Jakarta (buseronline.com) - Gubernur Jawa Tengah (Jateng) Ahmad Luthfi meraih penghargaan dalam ajang National Governance Award 2026 atas dinilai progresif dalam penanganan stunting di wilayahnya.
Dilansir dari laman
Jatengprov, penghargaan tersebut diserahkan Menteri Koordinator Bidang Pemberdayaan Masyarakat RI, Abdul Muhaimin Iskandar, dalam acara yang berlangsung di The Ritz-Carlton Hotel Jakarta, Jumat malam.
Ahmad Luthfi mengatakan, penghargaan ini menjadi bentuk pengakuan atas kerja kolaboratif seluruh pihak dalam memperkuat layanan kesehatan dasar di Jawa Tengah. Ia menegaskan, inovasi dan sinergi lintas sektor akan terus diperkuat untuk menekan angka stunting.
"Kolaborasi dengan 369 rumah sakit yang terintegrasi dengan puskesmas, laboratorium, hingga pemangku kepentingan di tingkat desa menjadi kunci," ujarnya.
Berdasarkan Survei Status Gizi Indonesia (SSGI), prevalensi stunting di Jawa Tengah pada 2024 turun menjadi 17,1 persen dari sebelumnya 20,7 persen. Angka tersebut juga lebih baik dibandingkan rata-rata nasional yang berada di angka 19,8 persen.
Berbagai intervensi dilakukan Pemprov
Jateng, antara lain skrining anemia pada remaja putri, pemberian tablet tambah darah, layanan pemeriksaan kehamilan, hingga pemberian makanan tambahan bagi ibu hamil dengan kekurangan energi kronis (KEK).

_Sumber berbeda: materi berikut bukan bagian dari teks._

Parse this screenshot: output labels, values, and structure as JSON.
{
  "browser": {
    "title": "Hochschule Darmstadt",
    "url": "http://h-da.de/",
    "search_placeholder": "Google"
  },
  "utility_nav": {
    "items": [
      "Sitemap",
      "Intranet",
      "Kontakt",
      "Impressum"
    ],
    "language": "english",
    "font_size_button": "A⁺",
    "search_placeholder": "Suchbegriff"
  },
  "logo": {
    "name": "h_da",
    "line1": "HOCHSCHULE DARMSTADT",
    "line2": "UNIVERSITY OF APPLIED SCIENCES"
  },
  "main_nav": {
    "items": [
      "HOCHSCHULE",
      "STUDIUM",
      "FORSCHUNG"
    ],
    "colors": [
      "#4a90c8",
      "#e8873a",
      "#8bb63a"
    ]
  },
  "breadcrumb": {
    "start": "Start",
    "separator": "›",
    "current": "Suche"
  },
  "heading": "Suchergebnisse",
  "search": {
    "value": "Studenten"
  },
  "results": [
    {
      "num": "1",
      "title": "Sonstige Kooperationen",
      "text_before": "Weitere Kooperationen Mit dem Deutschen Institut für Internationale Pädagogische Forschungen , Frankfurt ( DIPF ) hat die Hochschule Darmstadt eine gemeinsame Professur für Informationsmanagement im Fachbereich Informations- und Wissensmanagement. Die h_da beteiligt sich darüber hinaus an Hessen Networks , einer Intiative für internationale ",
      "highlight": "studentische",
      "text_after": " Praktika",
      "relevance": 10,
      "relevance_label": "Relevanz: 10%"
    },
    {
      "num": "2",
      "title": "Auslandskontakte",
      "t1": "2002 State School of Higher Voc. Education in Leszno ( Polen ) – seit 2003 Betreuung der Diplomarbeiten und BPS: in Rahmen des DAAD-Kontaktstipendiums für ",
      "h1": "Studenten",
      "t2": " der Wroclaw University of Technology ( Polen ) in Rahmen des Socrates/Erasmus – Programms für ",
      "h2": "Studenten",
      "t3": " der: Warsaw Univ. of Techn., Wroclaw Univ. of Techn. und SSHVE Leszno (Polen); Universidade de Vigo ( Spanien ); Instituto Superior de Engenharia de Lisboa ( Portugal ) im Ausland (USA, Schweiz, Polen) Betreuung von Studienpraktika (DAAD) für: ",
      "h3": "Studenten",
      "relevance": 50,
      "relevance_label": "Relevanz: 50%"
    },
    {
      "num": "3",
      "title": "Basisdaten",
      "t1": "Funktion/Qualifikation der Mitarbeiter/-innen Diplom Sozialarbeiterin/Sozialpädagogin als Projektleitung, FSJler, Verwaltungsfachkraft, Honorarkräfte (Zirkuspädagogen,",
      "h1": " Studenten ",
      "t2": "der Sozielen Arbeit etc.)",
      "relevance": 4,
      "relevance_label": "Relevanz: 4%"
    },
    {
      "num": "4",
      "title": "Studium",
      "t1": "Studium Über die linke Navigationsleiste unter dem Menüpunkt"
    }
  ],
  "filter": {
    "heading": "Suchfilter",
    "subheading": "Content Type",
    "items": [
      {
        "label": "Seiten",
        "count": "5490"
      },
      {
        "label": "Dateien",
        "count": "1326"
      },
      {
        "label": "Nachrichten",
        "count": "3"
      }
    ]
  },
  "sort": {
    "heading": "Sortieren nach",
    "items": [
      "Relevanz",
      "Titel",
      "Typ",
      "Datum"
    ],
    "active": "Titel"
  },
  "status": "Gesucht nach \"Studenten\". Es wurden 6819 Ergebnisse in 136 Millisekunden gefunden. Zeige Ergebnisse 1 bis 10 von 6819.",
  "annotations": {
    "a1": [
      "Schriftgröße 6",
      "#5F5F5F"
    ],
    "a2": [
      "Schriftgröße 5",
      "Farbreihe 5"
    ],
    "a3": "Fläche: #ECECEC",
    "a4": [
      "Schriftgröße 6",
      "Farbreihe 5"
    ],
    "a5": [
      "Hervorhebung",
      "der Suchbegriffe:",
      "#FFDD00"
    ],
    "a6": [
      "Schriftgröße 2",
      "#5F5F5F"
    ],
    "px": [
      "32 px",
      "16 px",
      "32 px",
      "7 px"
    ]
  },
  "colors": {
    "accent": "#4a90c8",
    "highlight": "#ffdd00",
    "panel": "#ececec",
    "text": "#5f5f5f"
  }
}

Kepala Dinas Kesehatan Jawa Tengah, Yunita Dyah Kusminar, menyebut program dokter spesialis keliling (Speling) menjadi salah satu faktor penting dalam peningkatan akses layanan kesehatan.
"Program ini berdampak pada penurunan stunting. Saat ini sekitar 1,9 juta balita telah dipantau melalui sistem e-PPGBM," katanya.